Impact sur les pratiques professionnelles

  • Pierce, B. S., Perrin, P. B., Tyler, C. M., McKee, G. B., et Watson, J. D. (2020). The COVID-19 telepsychology revolution: A national study of pandemic-based changes in US mental health care delivery. American Psychologist. https://doi.org/10.1037/amp0000722

Dans cet article, on apprend que les psychologues effectuaient seulement 7 % de leur travail clinique en télépsychologie avant la pandémie. Or, ce chiffre est passé à 86 % pendant la pandémie avec 67 % des psychologues effectuant la totalité de leur travail clinique en télépsychologie. Une augmentation plus importante d’utilisation de la télépsychologie se serait produite chez les femmes, chez les psychologues ayant suivi davantage de formations en télépsychologie, chez les psychologues ayant bénéficié de politiques organisationnelles de soutien par rapport à la télépsychologie et chez les psychologues qui traitent les problèmes relationnels, dont l'anxiété.

  • Gicas, K. M., Paterson, T. S. E., Narvaez Linares, N. F., & Loken Thornton, W. J. (2020). Clinical psychological assessment training issues in the COVID-19 era: A survey of the state of the field and considerations for moving forward. Canadian Psychology/Psychologie canadienne. Advance online publication. http://dx.doi.org/10.1037/cap0000258

Les résultats de cette enquête traitent des problèmes de formation à l'évaluation clinique en période de pandémie. Ils fournissent un aperçu de l'état de la situation et certaines considérations afin d’aller de l'avant alors que les psychologues adaptent leurs activités. Les manques de financement, de matériel numérique et de connaissance des méthodes d'évaluation virtuelle se révèlent être des lacunes notables dans le contexte. Les auteurs soulignent également l’existence de problèmes éthiques liés aux normes de formation professionnelle et l’importance de s’attarder aux questions de formation professionnelle dans les mois à venir.

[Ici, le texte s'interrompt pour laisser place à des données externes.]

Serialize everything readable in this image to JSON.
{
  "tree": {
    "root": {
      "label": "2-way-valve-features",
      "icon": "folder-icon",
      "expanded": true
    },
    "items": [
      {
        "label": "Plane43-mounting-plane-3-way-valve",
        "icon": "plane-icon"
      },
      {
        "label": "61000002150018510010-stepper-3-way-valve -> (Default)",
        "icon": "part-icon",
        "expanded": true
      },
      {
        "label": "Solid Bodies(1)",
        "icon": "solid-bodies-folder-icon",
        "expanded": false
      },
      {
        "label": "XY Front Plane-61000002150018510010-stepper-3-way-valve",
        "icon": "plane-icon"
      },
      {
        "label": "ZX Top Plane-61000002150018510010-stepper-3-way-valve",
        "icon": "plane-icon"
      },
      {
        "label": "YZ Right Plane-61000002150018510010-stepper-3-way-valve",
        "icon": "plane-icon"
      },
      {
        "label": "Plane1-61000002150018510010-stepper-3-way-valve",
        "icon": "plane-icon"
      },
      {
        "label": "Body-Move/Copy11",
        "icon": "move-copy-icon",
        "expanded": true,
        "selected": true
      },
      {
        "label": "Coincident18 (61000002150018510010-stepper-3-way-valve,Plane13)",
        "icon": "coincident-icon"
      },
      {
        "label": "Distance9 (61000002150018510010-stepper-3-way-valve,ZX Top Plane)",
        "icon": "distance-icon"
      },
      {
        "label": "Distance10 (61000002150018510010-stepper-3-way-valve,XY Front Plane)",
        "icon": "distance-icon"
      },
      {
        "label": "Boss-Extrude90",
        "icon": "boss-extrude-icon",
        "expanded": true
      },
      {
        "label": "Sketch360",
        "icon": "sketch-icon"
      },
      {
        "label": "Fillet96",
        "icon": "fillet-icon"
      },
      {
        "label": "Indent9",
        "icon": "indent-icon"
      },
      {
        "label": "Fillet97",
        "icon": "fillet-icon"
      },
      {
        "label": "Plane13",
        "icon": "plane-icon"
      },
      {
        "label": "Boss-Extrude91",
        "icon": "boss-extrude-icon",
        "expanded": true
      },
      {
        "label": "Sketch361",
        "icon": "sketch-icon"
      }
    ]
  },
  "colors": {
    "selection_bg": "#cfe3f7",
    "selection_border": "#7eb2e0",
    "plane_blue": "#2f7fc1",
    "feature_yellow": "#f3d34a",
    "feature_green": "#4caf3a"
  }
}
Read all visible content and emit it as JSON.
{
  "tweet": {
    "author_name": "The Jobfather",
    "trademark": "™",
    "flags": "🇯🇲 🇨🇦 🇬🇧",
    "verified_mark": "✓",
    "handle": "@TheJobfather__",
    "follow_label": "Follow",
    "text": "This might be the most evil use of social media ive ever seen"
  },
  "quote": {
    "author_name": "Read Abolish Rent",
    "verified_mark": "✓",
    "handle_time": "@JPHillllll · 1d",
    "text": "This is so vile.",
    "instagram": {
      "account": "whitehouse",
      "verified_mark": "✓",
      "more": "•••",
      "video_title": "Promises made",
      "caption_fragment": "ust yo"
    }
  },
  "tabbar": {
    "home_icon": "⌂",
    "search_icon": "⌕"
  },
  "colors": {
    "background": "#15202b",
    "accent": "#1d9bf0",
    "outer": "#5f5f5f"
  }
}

  • Madigan, S., Racine, N., Cooke, J. E., & Korczak, D. J. (2020). COVID-19 and telemental health: Benefits, challenges, and future directions. Canadian Psychology/Psychologie canadienne. Advance online publication. http://dx.doi.org/10.1037/cap0000259

Depuis le début de la pandémie, les troubles de santé mentale ont augmenté, ainsi que la demande de ressources et de services. Cet article présente les avantages et les défis de la télépsychologie comme option de prestation de service. Plusieurs éléments à considérer sur le plan clinique sont identifiés, tels que les clientèles susceptibles de bénéficier de la télépratique et celles, plus vulnérables, pour qui cette option ne serait pas toujours convenable. À cet effet, les auteurs soulignent l’importance de procéder à une évaluation sérieuse des besoins du client avant de convenir d’une offre de service en télépratique.

Soutien à la recherche de l’OPQ

Plusieurs recherches sont actuellement en cours grâce au programme de soutien à la recherche de l’Ordre afin de documenter l’impact psychologique de la COVID-19 dans la population.

  • Avril 2020 : Recherche examinant les impacts psychologiques, sociaux et économiques d’une pandémie en émergence. Dre Rebecca Robillard, psychologue. Université d’Ottawa.

  • Mai 2020 : Recherche sur l’impact psychologique de la COVID-19 chez les intervenants en santé mentale. Dre Pascale Brillon, psychologue.

  • Juin 2020 : Enquête populationnelle intitulée « Ma vie et la pandémie au Québec (MAVIEPAN) ». Dr Simon Beaulieu-Bonneau, neuropsychologue et autres collaborateurs du réseau de la santé et des services sociaux.